Cryptography Stack Exchange is a question and answer site for software developers, mathematicians and others interested in cryptography. It only takes a minute to sign up.
Sign up to join this community
The $n$-strong Diffie Hellman assumption state that given the subset $\{g, g^s,\cdots,g^{s^n}\} \subseteq \mathbb{G}$ in a cyclic group $\mathbb{G}$ of prime order $p$, a PPT algorithm cannot output $g^{\frac{1}{s+\alpha}}$ for any $\alpha \in \mathbb{F}_p$ except with negligible probability.

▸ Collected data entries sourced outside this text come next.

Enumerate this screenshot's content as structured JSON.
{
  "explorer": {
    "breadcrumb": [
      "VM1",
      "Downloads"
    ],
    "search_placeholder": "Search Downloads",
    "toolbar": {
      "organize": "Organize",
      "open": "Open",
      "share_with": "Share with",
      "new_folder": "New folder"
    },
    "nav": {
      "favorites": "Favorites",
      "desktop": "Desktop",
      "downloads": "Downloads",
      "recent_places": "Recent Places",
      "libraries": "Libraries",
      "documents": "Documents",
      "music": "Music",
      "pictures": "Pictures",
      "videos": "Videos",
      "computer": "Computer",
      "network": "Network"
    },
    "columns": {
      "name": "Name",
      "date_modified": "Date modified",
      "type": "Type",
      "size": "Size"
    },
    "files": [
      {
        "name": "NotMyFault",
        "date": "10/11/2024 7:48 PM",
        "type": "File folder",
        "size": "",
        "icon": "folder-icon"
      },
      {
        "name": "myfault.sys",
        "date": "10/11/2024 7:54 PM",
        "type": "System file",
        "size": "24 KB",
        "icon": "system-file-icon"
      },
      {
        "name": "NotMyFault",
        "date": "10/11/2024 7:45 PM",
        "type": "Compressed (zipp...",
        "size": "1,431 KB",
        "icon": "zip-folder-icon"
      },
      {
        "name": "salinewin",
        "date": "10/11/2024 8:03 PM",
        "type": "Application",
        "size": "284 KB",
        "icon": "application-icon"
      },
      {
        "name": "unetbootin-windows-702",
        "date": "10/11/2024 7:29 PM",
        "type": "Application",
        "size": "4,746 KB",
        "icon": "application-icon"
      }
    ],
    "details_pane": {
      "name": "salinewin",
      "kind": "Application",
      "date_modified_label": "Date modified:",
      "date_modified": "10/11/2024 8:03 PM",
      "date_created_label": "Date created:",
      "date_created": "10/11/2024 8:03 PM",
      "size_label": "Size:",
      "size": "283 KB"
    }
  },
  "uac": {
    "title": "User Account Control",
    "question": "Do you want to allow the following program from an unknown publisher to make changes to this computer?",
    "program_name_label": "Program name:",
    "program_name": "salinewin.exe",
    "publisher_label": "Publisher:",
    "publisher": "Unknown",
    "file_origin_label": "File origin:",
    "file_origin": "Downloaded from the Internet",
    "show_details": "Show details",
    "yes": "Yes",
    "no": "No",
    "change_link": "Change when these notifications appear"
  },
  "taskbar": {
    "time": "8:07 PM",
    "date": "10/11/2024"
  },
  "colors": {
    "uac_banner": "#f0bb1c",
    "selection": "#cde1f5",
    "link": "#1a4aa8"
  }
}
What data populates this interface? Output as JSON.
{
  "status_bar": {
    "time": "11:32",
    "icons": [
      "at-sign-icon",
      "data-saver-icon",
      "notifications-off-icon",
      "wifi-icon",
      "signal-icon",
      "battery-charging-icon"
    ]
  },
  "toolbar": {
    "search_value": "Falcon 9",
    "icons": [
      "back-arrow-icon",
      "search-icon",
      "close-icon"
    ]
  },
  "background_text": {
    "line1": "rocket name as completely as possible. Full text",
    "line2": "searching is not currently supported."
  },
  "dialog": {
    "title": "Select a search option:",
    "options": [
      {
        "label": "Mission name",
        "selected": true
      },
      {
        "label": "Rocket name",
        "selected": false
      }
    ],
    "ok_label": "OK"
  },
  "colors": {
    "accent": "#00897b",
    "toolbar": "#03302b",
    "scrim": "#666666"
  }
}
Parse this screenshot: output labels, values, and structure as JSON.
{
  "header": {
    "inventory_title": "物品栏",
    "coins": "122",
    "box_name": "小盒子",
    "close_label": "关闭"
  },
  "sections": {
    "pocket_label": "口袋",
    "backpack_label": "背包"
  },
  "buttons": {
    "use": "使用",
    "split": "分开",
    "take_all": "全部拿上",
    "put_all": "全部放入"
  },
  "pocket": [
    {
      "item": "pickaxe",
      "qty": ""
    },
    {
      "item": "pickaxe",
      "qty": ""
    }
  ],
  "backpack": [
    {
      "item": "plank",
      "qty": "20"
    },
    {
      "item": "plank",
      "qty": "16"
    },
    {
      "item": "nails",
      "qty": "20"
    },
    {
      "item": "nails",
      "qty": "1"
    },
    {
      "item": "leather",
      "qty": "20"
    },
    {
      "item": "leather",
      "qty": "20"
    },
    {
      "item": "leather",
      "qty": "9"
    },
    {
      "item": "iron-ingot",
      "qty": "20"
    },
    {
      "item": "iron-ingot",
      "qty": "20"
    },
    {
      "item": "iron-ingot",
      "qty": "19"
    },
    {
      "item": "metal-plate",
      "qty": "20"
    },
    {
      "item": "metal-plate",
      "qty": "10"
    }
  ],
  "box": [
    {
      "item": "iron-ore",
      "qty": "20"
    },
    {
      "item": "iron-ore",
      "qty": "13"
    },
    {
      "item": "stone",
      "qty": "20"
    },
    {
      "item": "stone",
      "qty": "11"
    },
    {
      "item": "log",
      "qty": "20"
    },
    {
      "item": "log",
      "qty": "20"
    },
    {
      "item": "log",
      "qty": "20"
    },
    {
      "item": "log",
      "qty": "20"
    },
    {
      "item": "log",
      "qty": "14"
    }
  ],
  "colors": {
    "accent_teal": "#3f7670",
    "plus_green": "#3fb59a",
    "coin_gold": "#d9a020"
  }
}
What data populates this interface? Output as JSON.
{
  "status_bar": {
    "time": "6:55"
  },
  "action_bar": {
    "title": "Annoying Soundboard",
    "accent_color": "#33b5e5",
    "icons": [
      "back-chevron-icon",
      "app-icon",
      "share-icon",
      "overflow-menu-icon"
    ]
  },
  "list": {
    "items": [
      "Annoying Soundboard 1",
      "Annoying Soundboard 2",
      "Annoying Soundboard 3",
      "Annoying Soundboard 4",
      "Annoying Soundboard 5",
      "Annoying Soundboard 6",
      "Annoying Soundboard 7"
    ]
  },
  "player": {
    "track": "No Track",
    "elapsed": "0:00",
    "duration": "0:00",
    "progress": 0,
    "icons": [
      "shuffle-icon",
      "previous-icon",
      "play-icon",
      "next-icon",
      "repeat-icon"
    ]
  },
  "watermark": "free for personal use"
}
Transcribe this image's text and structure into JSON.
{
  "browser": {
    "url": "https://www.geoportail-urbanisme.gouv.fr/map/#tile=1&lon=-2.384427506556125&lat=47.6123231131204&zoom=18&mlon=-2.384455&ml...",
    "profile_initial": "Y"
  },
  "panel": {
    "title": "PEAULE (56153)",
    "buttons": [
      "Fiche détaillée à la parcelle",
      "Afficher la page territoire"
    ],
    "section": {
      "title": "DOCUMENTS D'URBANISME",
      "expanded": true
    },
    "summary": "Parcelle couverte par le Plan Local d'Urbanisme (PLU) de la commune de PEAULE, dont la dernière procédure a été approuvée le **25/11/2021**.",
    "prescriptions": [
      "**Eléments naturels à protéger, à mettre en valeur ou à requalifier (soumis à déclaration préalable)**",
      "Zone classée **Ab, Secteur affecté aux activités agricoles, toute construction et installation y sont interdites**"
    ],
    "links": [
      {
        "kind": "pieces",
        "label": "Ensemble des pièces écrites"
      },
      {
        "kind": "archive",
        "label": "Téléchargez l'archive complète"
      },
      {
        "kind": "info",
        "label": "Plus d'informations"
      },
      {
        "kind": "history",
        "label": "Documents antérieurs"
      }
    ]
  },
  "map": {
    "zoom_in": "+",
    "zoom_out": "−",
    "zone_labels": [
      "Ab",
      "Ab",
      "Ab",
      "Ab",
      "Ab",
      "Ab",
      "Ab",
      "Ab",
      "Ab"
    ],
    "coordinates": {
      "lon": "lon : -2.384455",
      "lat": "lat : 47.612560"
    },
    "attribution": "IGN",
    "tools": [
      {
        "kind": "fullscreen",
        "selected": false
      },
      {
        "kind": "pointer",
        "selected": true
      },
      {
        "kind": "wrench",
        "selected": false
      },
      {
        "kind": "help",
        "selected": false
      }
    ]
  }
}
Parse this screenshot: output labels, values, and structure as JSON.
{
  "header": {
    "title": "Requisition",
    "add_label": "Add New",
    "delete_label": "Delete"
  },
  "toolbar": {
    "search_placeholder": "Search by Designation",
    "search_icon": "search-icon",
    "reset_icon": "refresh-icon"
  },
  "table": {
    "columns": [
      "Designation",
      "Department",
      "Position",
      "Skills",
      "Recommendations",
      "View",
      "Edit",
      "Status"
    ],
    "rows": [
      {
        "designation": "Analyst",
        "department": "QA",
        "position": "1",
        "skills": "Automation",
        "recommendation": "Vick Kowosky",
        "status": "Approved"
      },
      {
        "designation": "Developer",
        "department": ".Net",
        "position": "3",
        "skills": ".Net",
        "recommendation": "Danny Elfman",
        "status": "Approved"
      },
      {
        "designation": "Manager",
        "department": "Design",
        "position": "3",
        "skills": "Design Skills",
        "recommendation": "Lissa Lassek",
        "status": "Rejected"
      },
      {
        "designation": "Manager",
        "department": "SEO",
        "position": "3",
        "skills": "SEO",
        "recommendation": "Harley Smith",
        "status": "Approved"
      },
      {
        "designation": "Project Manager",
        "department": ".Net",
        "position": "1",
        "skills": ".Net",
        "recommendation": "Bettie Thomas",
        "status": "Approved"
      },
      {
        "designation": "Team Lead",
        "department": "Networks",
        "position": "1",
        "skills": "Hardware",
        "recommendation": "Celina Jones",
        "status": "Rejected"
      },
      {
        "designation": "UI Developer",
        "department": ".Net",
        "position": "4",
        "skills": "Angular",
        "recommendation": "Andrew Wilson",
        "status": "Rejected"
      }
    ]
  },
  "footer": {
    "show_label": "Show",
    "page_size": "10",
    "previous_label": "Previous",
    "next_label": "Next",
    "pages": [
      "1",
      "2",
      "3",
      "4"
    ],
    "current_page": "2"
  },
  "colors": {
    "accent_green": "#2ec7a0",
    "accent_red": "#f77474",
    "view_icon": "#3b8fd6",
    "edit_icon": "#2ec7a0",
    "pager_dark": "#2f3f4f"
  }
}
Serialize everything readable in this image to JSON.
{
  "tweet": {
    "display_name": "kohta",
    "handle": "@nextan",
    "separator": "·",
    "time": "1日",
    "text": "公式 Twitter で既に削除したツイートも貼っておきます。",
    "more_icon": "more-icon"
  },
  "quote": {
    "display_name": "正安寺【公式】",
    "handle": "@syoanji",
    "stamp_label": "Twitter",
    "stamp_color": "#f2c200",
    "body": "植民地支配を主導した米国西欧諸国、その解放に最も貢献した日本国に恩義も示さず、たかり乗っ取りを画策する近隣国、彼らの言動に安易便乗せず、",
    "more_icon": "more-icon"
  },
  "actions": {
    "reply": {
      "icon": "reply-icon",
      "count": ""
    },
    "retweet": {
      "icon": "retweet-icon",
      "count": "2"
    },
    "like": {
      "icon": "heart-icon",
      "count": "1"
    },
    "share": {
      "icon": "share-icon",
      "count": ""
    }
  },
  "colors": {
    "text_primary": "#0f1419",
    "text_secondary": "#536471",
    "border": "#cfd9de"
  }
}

Does it somehow imply that no PPT algorithm can output an irreducible polynomial $f(X)\in \mathbb{F}_p[X]$ and the element $g^{\frac{1}{f(s)}}$? Or does that entail a strictly stronger assumption?
If I understand your quantifies (for any given irreducible $f(x)$, there does not exist such an algorithm), then it’s a stronger assumption and one that is unlikely to be true as $n$ grows. First, note that if we write $x_i$ for $g^{s_i}$ then the degree (at most) $n$ polynomial $\sum c_is^i$ gives $$g^{\sum c_is^i}=\prod x_i^{c_i}$$ as easily calculable.
Now for any polynomial $h(x)$ of degree at most $n$ with no roots mod $p$, let $f(x)$ be a solution to $$f(x)h(x)\equiv 1\pmod {p, x^p-x}$$ Then $$g^{1/f(s)}=g^{h(s)}$$ and so can be calculated easily. As $n$ grows the number of possible $h(x)$ grows and soon we will be guaranteed that one of our $f(x)$ is irreducible.